Maximian remanded Alexander to the tribune Tiberian, who was being sent to Thrace to persecute Christians there. Tiberian had Alexander hung by his fingertips with a heavy stone attached to his feet, then he tied him to a wooden pole and had him flogged without mercy, followed by his flesh being flayed.

After these barbaric torments, they transferred the Martyr to Marcianopolis of Thrace, fettered in chains. At this time an Angel told Alexander’s mother, Pimenia, of her son’s martyrdom, and she accompanied him and gave him encouragement. Along the way Alexander was subject to diverse punishments, while he kept a complete fast for forty days.

They subjected him to torture before the eyes of his mother, and they forced the prisoner to walk behind Tiberian’s chariot. At Marcianopolis his tormentors applied flaming torches to his face and dragged him through brambles, but he remained unharmed. The brave Pimenia asked the soldiers to let her go to her son, and she encouraged him to undergo torments for Christ. The soldiers were astonished at the stoic strength of the Martyr and they said one to another, “Great is the God of the Christians!”

The Angel appeared to the Martyr several times, strengthening him. By night a fearsome Angel appeared to Tiberian with sword in hand, and commanded the tribune to hasten to Byzantium, since the Martyr’s end was drawing near. Tiberian hurried on his way.

In the city of Philippopolis, Tiberian retried Alexander in the presence of the city dignitaries gathered for this event. At this trial Alexander remained steadfast.

As the journey continued Alexander gave strength to the soldiers weakened by thirst, asking the Lord to provide a spring of water for them.

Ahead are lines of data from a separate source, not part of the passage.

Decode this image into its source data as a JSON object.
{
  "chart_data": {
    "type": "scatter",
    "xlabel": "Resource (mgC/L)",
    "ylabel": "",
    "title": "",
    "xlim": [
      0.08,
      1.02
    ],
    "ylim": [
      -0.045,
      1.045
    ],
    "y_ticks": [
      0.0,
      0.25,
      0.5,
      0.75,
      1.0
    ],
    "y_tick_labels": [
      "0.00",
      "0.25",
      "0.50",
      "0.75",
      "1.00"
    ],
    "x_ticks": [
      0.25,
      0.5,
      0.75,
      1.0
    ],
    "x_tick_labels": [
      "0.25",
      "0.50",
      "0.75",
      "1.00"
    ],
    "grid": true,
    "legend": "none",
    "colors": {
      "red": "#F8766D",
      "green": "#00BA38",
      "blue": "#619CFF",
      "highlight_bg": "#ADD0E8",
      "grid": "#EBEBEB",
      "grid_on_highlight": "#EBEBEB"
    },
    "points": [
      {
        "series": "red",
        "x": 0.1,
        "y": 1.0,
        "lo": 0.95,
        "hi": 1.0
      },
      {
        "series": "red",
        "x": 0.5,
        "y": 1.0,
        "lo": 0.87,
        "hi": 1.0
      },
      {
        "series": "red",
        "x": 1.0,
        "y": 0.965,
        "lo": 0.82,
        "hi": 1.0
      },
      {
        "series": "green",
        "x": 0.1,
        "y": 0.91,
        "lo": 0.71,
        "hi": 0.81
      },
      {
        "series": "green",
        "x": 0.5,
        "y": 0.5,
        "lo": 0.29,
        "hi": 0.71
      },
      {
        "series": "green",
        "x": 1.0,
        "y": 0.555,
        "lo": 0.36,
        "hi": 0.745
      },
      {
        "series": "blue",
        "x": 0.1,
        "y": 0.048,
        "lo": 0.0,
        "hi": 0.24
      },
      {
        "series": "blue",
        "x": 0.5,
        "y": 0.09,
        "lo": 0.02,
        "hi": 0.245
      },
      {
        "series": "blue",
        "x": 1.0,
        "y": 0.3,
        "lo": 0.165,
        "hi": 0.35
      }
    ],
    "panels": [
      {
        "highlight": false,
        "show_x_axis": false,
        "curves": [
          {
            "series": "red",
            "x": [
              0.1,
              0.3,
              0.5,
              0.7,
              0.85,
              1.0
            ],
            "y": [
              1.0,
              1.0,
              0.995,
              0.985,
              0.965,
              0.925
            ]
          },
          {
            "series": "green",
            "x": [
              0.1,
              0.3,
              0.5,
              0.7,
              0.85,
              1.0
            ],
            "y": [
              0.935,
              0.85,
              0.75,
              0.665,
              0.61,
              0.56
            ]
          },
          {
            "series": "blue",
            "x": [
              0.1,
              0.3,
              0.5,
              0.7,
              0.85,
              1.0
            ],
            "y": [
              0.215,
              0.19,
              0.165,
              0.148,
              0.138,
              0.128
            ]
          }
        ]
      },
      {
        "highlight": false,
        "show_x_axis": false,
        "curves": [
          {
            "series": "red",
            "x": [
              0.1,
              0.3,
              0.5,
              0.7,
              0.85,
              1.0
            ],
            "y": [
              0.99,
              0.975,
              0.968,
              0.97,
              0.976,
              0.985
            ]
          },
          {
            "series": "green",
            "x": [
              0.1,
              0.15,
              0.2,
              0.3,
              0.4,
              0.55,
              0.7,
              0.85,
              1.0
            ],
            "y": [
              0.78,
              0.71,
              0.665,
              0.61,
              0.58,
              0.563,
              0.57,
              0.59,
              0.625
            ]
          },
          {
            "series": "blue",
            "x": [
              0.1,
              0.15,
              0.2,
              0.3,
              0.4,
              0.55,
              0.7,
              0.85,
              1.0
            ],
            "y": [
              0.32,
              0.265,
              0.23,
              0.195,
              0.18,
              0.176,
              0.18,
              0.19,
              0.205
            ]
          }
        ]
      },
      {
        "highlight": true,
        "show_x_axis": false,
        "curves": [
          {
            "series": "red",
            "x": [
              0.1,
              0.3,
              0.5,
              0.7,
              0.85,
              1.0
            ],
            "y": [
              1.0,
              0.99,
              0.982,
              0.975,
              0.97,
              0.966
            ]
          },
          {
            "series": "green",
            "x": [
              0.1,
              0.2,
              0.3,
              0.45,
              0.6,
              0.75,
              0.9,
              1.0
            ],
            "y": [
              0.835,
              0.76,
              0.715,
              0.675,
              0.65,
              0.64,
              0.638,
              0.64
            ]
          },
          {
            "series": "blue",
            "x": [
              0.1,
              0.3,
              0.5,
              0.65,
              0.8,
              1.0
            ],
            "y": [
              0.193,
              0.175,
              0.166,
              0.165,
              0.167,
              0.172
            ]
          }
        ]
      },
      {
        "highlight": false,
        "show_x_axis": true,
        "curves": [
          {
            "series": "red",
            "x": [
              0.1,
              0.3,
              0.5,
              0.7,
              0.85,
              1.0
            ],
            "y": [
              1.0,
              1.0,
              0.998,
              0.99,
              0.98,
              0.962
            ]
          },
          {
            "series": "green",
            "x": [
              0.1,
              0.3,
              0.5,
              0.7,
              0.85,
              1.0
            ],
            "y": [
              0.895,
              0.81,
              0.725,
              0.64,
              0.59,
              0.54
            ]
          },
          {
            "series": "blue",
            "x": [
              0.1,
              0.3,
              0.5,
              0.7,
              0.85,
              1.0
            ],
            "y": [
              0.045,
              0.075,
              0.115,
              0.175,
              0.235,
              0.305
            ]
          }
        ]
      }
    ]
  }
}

Also the martyr prayed beneath a tree, asking for strength in his sufferings, and the fruit and leaves of this tree received a curative power. At a place named Burtodexion, the Saint again met his mother Pimenia, who fell weeping at his feet. The holy Martyr said to her, “Do not weep, my mother, for the day after tomorrow, the Lord shall help me finish matters.”

In the city of Drizipara, Tiberian imposed the death sentence on the Saint. The holy Martyr gave thanks to the Lord for giving him the strength to endure all the torments, and to accept martyrdom. The soldier who was supposed to carry out the execution asked the Saint’s forgiveness, and for a long time he could not bring himself to raise his sword, for he saw angels waiting to take the soul of the Martyr.

The Saint prayed and asked God to remove the angels, since he wanted to go to the Lord. Only then did he cut off the Saint’s holy head. The Saint’s body was cast into a river, but it was retrieved by four Christians. Pimenia took up the remains of her martyred son and reverently buried them near the River Ergina.

Healings began to take place at the grave of Saint Alexander. Soon the holy Martyr appeared to his mother in a dream, in which he comforted her and said that soon she too would be transported to the heavenly habitations. Over his tomb a basilica was later built. In 591, the Khakan of the Avars captured the city. He burned the basilica and destroyed the relics of the Martyr in looting their silver casing.

Why Three Feast Days?

It should be mentioned that the main feast of the Saint in the Greek synaxaria is February 25th, while in Slavic synaxaria it is May 13th. However, in Greek synaxaria on May 13th a martyr known as Saint Alexander the Bishop of Tiberian is honored, though there are no details about his life, yet he is given Iambic Verses. It is believed that over the course of the centuries there was some confusion, and Saint Alexander's commemoration became confused so that a made up episcopal see of Tiberian was substituted with the name of the tribune Tiberian. To add to the confusion, on May 14th in the Greek synaxaria there is commemorated a martyr known as Saint Alexander, who was martyred in Kentoukellai, which is an unknown place. The biography of the latter is very similar to the Saint Alexander commemorated on February 25th, though given more detail. Therefore he is in reality commemorated on all three days in the Greek synaxaria, but only on one day in the Slavic synaxaria, the only common day being May 13th. Portions of his relics are said to be in the Monastery of Saint Seraphim of Sarov in Pistoia of Italy.